Citizens of heaven


Catholic Sunday Reflection

By Rev. Fr. Tristan Jasper D. Laforteza

Before, simple black-and-white cell phones were all the rage. These days, new cell phone models come out every single month. In the same manner, the Walkman was introduced to allow people to listen to music on-the-go back in the 80’s. Nowadays, mp3 players and other expensive music players are must-haves. When computers were first introduced for personal use, people were only concerned about the machine’s performance. But now, if your computer isn’t expensive and flashy, it’s as if you’re living in the Stone Age.

We are living in an ever-changing world, and we cannot deny the fact that every time the world changes, we are affected by this change. Consequently, we tend to ‘run after’ these worldly changes just to ‘fit in’. The Second Reading however clarifies that we are living in this world but neither of or for this world.

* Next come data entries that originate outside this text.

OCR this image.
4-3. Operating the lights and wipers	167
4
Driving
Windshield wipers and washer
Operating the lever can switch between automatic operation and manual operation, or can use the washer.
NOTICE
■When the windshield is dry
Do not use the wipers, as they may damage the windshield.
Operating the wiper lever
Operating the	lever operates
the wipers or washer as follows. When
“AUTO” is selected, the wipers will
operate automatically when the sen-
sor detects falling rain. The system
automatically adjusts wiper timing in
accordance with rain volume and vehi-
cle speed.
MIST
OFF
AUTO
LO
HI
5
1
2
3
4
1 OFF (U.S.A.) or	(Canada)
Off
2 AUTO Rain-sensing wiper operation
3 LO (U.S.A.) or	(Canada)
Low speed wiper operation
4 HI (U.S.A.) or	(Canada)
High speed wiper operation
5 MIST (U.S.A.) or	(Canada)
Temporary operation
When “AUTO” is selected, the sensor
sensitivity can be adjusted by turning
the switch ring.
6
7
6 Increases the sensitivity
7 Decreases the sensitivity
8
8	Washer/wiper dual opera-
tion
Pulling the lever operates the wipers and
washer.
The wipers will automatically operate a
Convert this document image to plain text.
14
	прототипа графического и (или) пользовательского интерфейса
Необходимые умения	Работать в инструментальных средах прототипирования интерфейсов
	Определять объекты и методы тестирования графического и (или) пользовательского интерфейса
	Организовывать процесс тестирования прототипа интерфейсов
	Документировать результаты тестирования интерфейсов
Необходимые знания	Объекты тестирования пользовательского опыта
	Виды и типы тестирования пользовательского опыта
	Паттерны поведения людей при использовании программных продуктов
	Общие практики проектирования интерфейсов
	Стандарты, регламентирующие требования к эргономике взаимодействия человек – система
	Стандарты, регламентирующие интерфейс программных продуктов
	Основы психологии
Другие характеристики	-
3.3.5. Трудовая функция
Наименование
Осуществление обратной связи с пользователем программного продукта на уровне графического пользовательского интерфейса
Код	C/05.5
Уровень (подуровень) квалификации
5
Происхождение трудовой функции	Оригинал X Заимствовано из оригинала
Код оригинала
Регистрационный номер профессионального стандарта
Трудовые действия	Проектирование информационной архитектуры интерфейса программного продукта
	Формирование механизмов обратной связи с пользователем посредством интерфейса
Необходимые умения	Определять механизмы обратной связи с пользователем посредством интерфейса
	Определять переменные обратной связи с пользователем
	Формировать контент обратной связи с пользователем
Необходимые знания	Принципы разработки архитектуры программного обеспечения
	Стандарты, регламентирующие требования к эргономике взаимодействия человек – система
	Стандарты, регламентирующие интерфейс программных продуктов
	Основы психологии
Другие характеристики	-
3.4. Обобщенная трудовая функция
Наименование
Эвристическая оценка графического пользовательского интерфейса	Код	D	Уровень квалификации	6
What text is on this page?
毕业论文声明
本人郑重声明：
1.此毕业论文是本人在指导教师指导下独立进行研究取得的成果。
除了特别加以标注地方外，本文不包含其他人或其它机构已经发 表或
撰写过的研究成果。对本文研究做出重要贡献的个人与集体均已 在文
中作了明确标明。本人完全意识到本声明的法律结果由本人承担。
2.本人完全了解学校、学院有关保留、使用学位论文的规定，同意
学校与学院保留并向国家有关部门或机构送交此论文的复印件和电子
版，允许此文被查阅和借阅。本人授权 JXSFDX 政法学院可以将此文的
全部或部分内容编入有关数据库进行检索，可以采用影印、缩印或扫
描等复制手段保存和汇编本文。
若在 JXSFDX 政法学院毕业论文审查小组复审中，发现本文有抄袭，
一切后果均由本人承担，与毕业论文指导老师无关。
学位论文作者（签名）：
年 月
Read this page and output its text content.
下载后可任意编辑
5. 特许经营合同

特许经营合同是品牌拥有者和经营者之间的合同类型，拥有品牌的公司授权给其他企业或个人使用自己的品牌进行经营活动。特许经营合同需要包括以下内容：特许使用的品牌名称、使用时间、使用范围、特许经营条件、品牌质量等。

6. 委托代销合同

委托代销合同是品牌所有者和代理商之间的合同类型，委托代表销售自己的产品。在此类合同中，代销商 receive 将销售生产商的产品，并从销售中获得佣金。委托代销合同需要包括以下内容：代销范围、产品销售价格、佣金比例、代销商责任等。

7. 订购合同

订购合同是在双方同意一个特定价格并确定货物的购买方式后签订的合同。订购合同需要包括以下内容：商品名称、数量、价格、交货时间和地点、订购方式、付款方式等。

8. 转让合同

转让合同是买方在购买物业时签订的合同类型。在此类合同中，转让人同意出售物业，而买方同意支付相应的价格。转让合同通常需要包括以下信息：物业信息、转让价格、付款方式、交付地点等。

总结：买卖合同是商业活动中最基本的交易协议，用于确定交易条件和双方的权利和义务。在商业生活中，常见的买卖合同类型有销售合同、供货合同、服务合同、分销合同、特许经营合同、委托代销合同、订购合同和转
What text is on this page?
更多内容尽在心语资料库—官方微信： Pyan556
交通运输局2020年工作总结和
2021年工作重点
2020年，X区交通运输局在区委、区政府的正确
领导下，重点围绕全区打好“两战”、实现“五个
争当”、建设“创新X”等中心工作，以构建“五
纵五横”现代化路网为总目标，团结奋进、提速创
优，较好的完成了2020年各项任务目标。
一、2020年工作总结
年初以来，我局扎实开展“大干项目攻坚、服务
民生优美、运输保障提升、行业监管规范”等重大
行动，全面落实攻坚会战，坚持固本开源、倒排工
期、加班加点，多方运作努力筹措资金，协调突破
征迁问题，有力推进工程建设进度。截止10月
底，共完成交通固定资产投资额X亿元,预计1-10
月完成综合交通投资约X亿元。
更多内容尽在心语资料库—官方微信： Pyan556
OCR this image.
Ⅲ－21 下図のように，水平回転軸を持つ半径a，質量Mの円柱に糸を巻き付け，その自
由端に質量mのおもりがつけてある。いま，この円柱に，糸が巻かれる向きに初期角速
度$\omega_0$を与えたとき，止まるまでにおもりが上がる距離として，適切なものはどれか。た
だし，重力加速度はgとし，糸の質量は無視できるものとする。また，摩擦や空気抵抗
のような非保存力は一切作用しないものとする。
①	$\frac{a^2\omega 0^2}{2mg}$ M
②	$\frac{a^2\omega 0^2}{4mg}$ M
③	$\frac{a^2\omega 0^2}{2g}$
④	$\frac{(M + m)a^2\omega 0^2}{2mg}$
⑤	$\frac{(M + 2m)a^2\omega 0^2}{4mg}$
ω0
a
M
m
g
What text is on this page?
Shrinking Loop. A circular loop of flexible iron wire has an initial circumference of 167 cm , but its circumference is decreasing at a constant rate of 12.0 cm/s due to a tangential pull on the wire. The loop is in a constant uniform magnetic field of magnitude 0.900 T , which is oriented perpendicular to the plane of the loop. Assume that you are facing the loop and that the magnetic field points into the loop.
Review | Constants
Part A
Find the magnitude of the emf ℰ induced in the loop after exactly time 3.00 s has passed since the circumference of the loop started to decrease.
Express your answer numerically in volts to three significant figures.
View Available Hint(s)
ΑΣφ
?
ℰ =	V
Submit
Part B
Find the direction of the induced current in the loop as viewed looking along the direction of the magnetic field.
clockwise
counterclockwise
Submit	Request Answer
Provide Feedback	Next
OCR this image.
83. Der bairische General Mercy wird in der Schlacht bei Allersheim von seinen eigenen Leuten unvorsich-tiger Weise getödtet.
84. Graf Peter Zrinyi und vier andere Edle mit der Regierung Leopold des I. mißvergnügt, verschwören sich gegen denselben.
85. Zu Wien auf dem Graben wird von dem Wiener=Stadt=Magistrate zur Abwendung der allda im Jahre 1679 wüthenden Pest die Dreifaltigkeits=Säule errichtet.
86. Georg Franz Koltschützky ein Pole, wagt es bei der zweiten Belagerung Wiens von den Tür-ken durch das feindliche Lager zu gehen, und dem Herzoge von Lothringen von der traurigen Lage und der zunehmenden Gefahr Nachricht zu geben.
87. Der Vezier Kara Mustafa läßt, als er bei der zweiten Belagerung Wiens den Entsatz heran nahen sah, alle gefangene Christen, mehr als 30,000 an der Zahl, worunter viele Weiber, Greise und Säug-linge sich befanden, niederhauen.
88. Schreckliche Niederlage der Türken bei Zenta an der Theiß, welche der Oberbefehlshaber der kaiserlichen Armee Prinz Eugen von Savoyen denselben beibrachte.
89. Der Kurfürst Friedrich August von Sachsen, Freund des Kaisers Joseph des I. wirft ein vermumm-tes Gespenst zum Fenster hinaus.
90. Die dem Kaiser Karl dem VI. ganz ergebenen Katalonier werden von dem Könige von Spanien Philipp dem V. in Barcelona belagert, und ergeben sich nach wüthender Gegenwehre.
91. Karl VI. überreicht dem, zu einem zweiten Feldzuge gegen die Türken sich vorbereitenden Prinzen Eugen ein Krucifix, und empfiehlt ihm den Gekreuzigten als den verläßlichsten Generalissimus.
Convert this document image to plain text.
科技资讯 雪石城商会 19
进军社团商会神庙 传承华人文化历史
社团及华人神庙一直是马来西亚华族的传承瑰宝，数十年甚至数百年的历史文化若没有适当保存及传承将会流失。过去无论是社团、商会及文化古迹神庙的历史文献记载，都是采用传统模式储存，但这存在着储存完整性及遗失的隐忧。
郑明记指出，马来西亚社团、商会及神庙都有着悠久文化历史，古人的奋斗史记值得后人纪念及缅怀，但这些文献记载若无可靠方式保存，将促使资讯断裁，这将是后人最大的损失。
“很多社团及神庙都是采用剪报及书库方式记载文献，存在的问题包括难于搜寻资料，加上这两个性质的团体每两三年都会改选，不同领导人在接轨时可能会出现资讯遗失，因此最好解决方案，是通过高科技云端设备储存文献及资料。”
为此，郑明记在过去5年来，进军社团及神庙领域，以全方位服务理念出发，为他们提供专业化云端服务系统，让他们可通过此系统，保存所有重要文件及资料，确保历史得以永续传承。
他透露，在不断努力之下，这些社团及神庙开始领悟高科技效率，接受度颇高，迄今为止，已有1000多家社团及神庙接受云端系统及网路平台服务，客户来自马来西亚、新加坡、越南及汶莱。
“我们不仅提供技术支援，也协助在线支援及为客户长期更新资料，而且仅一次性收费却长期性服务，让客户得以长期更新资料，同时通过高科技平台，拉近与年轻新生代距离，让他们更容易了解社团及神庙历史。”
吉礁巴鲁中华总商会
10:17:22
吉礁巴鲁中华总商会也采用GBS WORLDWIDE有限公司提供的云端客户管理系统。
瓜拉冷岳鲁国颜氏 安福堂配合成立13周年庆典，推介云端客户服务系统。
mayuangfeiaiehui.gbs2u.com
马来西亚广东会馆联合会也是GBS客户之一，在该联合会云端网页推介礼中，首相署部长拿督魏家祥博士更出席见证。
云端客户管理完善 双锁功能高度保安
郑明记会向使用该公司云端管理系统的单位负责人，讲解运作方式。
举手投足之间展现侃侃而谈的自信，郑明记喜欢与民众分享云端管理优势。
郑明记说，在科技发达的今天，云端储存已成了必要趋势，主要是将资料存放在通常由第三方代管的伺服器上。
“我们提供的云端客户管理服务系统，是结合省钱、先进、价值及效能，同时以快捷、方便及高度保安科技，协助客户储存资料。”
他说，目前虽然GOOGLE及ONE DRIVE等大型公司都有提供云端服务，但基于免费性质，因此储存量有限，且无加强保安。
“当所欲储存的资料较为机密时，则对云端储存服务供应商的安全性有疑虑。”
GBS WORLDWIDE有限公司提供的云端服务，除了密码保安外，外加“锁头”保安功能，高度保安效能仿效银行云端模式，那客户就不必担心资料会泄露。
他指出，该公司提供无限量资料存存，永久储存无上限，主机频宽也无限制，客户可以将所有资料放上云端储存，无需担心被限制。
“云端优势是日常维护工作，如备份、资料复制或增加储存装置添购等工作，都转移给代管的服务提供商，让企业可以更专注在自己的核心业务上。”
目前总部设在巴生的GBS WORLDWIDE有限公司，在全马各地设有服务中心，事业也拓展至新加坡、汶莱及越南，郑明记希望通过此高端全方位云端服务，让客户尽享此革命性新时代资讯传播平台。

It means that we are simply pilgrims who are on a journey here on earth towards a higher place with the Divine. “For many live as enemies of the cross of Christ,” as St. Paul would say, “their minds are set on earthly things. But our citizenship is in heaven, and it is from there that we are expecting a Saviour, the Lord Jesus Christ” (Phil. 3:18-20). Unfortunately, many focus only on what they own materially and not on God. Slowly but surely, the world begins to possess these people and make them slaves of temporary riches. We forget the fact that we are placed in this world to cultivate its many blessings for honor and glory of God whom we should be looking forward to be with in the end.

The event of Transfiguration, as narrated in the Gospel, gave us a foretaste of the Kingship of Jesus in a Kingdom where all of us, together with those who have died before, would be in a glorious state of existence. God’s Word says, “Suddenly they saw two men, Moses and Elijah, talking to him.  They appeared in glory and were speaking of his departure, which he was about to accomplish at Jerusalem.  Now Peter and his companions were weighed down with sleep; but since they had stayed awake, they saw his glory and the two men who stood with him” (Lk. 9:30-32). Jesus began these accounts with intense prayer that He started to shine with bright rays of light. It was a deepest desire to be in communion with the Father. Indeed, whenever we pray whole-heartedly, we come to an overwhelming encounter with the Divine, something that cannot be given by the honors of this world. However, prayer has to be coupled with concrete actions of obedience to God.

God wants us to congregate and enjoy all the treasures in heaven. But we need to establish an intimate and steadfast relationship with God while on our way here on earth. Abraham in the First Reading gave us a perfect example of it. God’s Word says, “He [God] brought him outside and said, ‘Look toward heaven and count the stars, if you are able to count them.’ Then he said to him, ‘So shall your descendants be.’  And he believed the Lord; and the Lord reckoned it to him as righteousness” (Gen. 15:5-6). God rewarded abundantly the fidelity and obedience which Abraham manifested. Hence, all that we need to do is simply submit ourselves to God. There may be time when what we think is different from God’s Will, but once we obey Him in spite of our uncertainties, His Divine Providence will enlighten our minds and hearts. In effect, we would come to discover the wisdom and goodness behind His Will.

Finally, let me share with you the words of St. Augustine, “The honors of this world, what are they but puff, emptiness and peril of falling?”